Tag Archives: nostalgia

“Once More to the Lake” by E.B. White

In this highly descriptive essay, the author of “Charlotte’s Web” recaptures old memories of the Maine lake where his father had taken the family camping every August.  After a long lapse, White returns with his son.  White then spends lengthy paragraphs accounting, down to the dragonflies on their fishing rods, how nothing has changed.  Besides a now-tarred entrance road and the proliferation of noisy outboard motor boats, the character of the lake has not moved forward in time at all.

This essay is popular with college Anthology texts.  I know this, being a community college English prof.  Part of why I assign it, however, is the never-failing, divided opinion on the essay’s significance.  Most criticisms stem from its meticulous detail and long digressions without an apparent direction resulting in a baffling last line coming out of left field.

To defend the piece, I happen to love all the sensory detail; students should defer to White in demonstrating how to transport the reader in more ways than one.  Furthermore, describing the Lake’s present condition is the essay’s impetus.  Despite this, readers may feel White’s sentimentality taking over.  A longing nostalgia for olden times fuses into his many observations.  What makes the essay worth reading is how readers may identify with their own personal experience.  But this requires the similar experience of returning to a place of old regularity.

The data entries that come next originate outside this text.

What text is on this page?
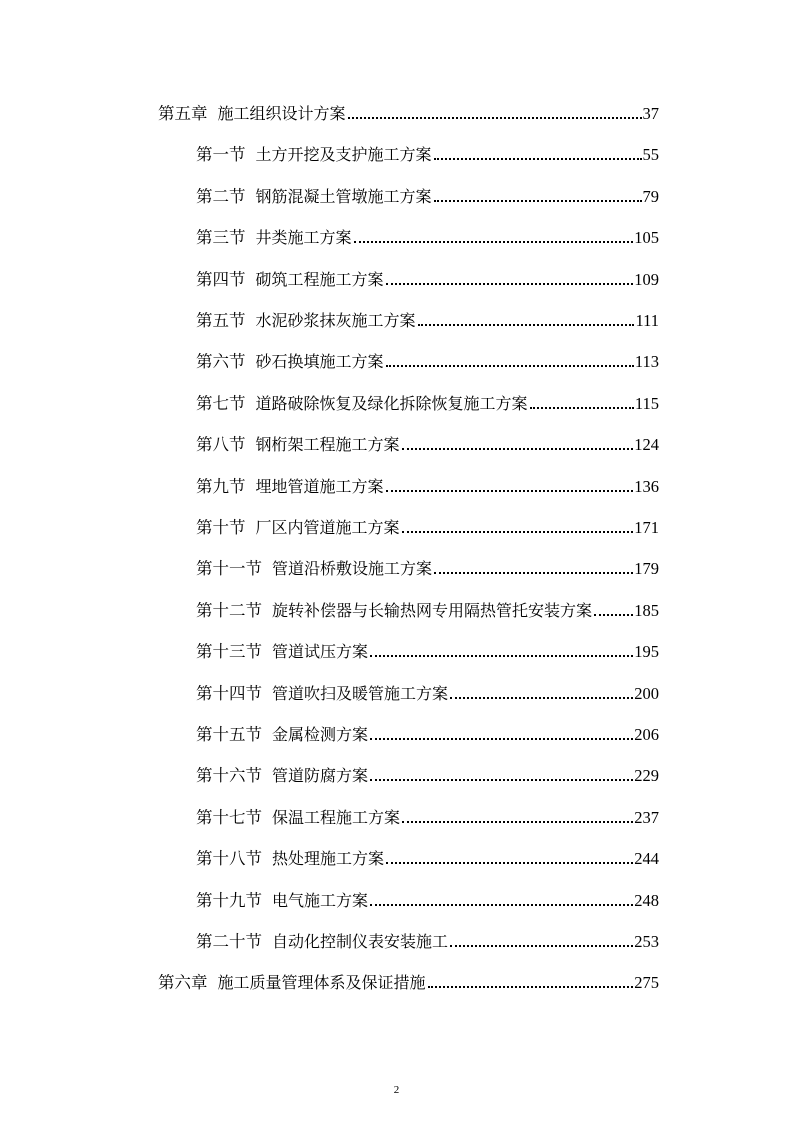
第五章 施工组织设计方案	37
第一节 土方开挖及支护施工方案	55
第二节 钢筋混凝土管墩施工方案	79
第三节 井类施工方案	105
第四节 砌筑工程施工方案	109
第五节 水泥砂浆抹灰施工方案	111
第六节 砂石换填施工方案	113
第七节 道路破除恢复及绿化拆除恢复施工方案	115
第八节 钢桁架工程施工方案	124
第九节 埋地管道施工方案	136
第十节 厂区内管道施工方案	171
第十一节 管道沿桥敷设施工方案	179
第十二节 旋转补偿器与长输热网专用隔热管托安装方案	185
第十三节 管道试压方案	195
第十四节 管道吹扫及暖管施工方案	200
第十五节 金属检测方案	206
第十六节 管道防腐方案	229
第十七节 保温工程施工方案	237
第十八节 热处理施工方案	244
第十九节 电气施工方案	248
第二十节 自动化控制仪表安装施工	253
第六章 施工质量管理体系及保证措施	275
2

At a closer look, the essay’s value comes in subtle tones.  White is not over-sentimental.  He’s dealing with getting older but also thinking of himself as older.  That’s a giant leap, which the re-experience of the Lake brings into sharp contrast.  He has become the (old) authority figure; the carefree kid has materialized in his son.  In effect, he’s forced to deal with nature, which results in an identity crisis.

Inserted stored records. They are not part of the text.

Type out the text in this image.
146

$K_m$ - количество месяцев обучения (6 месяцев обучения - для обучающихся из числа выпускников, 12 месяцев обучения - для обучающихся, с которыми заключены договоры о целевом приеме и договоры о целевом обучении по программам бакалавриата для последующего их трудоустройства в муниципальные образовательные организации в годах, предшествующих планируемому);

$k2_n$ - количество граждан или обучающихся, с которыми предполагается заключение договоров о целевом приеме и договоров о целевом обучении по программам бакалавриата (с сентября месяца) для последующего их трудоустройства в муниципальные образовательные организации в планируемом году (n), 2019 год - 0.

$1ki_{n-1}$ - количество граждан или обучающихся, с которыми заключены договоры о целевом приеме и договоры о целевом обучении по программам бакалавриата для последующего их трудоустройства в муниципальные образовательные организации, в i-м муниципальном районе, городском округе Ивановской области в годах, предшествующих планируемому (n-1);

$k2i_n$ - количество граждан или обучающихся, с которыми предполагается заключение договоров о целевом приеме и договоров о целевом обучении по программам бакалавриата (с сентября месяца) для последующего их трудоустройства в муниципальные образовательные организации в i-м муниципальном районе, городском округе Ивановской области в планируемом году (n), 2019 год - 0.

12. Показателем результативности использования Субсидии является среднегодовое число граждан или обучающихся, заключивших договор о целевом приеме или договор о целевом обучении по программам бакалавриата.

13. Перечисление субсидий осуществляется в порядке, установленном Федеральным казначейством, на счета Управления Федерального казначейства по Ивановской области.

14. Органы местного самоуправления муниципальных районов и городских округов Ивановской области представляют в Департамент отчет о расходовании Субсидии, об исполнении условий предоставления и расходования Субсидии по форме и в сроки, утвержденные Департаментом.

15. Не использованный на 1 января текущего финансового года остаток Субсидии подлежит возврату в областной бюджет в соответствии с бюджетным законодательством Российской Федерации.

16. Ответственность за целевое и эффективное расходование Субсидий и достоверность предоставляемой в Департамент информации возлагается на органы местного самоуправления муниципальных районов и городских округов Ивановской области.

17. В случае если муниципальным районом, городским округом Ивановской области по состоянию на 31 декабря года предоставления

The theme of “nature” shows up in all the similar sights.  Things naturally “are” this way, as are the “types” of people, characters actually, that the environment produces time and again.  The gossiping, 15 year old, diner waitresses are an example of unchanging nature, as well as “this person with the cake of soap.”

To complicate things, White has moments of resisting change, or nature.  The loud new motorboats annoy him, and he wistfully longs for the fuss of arrivals and the handling of trunks, a ceremony now obsolete because cars render the arrival anonymous.  Surely, he relives old memories; this is evident in the “creepy sensation” where White experiences moments from his father’s point of view.  White foreshadows this in the opening paragraph, noting his being a “salt water man” now makes him “wish for the placidity of a lake in the woods.”  He wants to go “back,” yet the creepy sensation arrives after the fourth paragraph and is further developed from there.  The rest of the essay recalls more creepiness all driving to the startling last line, without which, we probably wouldn’t have this work showing up in anthologies.

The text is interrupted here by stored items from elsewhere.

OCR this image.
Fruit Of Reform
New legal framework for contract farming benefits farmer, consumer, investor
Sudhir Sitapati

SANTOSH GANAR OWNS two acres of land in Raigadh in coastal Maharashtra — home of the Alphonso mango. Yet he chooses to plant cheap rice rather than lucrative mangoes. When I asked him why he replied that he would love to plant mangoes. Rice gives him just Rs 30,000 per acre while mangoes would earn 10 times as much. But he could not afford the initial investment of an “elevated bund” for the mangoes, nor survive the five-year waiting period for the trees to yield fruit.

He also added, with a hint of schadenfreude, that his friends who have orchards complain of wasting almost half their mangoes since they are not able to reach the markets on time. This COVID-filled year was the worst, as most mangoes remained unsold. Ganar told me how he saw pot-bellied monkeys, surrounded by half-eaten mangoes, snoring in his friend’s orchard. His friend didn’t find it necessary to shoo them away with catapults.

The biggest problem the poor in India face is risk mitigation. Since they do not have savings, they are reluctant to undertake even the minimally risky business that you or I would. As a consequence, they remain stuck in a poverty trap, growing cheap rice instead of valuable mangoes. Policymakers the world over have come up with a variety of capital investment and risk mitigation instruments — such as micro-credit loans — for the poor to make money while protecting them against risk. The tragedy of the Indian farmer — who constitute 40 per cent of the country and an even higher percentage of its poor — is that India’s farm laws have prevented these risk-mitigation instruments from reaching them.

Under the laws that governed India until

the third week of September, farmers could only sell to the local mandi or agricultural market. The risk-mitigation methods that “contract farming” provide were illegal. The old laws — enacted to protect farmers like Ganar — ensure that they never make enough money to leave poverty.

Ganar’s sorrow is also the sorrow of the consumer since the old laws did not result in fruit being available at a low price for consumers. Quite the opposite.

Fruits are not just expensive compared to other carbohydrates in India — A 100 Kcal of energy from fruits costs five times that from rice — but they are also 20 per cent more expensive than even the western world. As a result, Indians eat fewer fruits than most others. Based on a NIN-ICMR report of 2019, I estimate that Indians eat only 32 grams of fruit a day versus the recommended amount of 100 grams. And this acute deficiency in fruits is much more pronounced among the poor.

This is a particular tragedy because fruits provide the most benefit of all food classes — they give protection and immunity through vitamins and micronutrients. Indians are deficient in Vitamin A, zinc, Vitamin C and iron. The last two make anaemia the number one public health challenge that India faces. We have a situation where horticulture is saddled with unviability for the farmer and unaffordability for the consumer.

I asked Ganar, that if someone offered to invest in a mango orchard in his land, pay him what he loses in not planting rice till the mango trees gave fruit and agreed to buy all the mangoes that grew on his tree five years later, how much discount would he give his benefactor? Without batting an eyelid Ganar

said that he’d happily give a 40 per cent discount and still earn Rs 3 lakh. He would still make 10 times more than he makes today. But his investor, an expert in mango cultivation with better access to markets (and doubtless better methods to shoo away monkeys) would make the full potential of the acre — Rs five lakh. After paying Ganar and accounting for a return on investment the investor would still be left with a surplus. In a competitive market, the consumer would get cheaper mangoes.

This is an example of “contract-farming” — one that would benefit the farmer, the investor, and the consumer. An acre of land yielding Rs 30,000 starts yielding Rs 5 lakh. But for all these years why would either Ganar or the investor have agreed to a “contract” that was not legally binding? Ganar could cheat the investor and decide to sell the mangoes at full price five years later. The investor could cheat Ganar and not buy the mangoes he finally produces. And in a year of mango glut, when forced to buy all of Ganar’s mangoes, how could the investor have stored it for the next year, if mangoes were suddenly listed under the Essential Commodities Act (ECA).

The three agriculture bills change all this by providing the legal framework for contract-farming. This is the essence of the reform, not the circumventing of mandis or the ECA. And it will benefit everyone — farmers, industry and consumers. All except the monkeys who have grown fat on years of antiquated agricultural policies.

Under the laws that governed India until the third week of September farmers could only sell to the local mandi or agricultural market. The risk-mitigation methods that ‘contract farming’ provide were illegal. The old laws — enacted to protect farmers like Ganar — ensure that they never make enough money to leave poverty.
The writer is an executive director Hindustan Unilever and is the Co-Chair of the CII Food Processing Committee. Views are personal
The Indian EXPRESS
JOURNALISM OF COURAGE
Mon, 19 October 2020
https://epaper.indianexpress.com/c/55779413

But what does “the chill of death” mean?  Notice that White has “no thought of going in.”  He’s facing the realization of not wanting to do kid things like going swimming in a storm.  He’s accepted his mortality, thus the “chill of death” is arguably a reference to middle age.  White recounts the nature of the lake while ignoring his own, only to be confronted with how he’s changed.  “Once More to the Lake” describes that moment of awareness through an array of astounding sensory detail.  His reflections matter because he has become a different person. Admitting that is easier said than done, and White shows us how places act as mirrors for our own lives and understanding.